"Un cocktail, des cocteaux", comme le disait Queneau
- Publié le 28-08-2003 à 00h00

Sauf erreur, c'est à Raymond Queneau que l'on doit la boutade "Un cocktail, des cocteaux". En cette veille du quarantième anniversaire de l'envol du Poète pour l'au-delà, tous les prétextes sont bons pour éclairer un monstre sacré qui attendait qu'un... Prince charmant vînt l'arracher à son trop long sommeil. C'est donc un cocktail Cocteau que proposent les éditeurs. Cocktail d'ouvrages de (ou autour de) J.C.: contentons-nous d'un simple survol, apéritif, étant bien entendu que rien ne peut remplacer une (re)découverte de Cocteau par la lecture (enchanteresse) d'au moins deux de ses romans: "Les Enfants terribles" et "Thomas l'imposteur" (de ce dernier, une partie de l'action se déroule à Coxyde pendant la Première Guerre). De l'un et l'autre furent tirés des films, qu'on reverrait volontiers; le premier, en 1949, par Jean- Pierre Melville, sur dialogues de Cocteau; le deuxième, en 1965, par Georges Franju.
AU CENTRE POMPIDOU
Le 19 septembre, l'excellente collection "Découvertes Gallimard" publiera le "Jean Cocteau, sur le fil" de François Nemer, co-commissaire de l'exposition que le Centre Pompidou consacrera à J.C. (du 25 septembre 2003 au 5 janvier 2004) appelée à rencontrer un retentissant succès, à favoriser une
résurrection.
Alors que Buchet-Chastel réédite la biographie due à Francis Steegmuller, traduite en 1973, et que chez Allia reparaît "Le Cordon ombilical" (1962), le Promeneur annonce la correspondance échangée entre Cocteau et Louise de Vilmorin, tandis qu'au Passage du Marais paraîtra une étude de Brigitte Borsaro examinant les liens qu'entretint Cocteau avec le cirque et avec le music-hall.

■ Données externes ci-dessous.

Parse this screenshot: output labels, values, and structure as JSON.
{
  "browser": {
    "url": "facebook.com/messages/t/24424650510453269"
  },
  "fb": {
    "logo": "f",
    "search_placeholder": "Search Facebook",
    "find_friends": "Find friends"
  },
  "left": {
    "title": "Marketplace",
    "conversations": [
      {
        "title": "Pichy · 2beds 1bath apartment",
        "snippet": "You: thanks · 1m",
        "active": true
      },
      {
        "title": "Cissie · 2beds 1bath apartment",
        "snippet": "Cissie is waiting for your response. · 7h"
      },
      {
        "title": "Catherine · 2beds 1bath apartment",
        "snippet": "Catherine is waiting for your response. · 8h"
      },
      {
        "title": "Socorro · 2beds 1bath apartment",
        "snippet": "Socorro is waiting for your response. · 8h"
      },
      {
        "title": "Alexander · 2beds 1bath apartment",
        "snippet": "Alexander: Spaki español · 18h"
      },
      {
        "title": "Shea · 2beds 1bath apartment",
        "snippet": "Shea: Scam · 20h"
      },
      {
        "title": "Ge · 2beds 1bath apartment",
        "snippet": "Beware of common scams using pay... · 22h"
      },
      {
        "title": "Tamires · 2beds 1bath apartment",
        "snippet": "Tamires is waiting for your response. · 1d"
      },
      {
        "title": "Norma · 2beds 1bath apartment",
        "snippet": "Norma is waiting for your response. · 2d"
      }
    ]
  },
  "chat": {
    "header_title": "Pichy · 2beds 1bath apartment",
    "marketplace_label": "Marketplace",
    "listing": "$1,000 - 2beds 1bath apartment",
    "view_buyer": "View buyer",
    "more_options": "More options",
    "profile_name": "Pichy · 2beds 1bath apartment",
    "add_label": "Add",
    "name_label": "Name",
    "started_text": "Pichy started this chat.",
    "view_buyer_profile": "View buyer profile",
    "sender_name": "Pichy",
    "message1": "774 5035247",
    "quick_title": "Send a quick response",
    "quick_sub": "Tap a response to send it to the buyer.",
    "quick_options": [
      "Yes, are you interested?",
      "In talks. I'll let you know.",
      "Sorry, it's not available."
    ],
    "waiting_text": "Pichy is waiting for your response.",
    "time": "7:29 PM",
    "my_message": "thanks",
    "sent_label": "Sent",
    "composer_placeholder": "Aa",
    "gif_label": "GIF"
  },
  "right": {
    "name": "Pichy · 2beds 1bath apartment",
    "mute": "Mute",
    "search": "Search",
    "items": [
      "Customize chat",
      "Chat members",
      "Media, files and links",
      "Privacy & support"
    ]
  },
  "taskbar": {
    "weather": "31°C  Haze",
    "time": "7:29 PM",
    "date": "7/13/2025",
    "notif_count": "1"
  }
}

Quant aux Éditions du Seuil, elles proposent "Jean Cocteau, les années Francine Weisweiller" (du nom d'une de ses mécènes) par Carole Weisweiller (dont le Rocher annonce une édition augmentée de "Je l'appelais Monsieur Cocteau"). Signalons aussi la publication de l'essai documenté d'Emmanuelle Reztaillaud-Bajac "La Pipe d'Orphée" (Hachette-Littératures), qui montre quelle place occupa la drogue (l'opium) tout au long de la vie du poète à la santé de fil de fer.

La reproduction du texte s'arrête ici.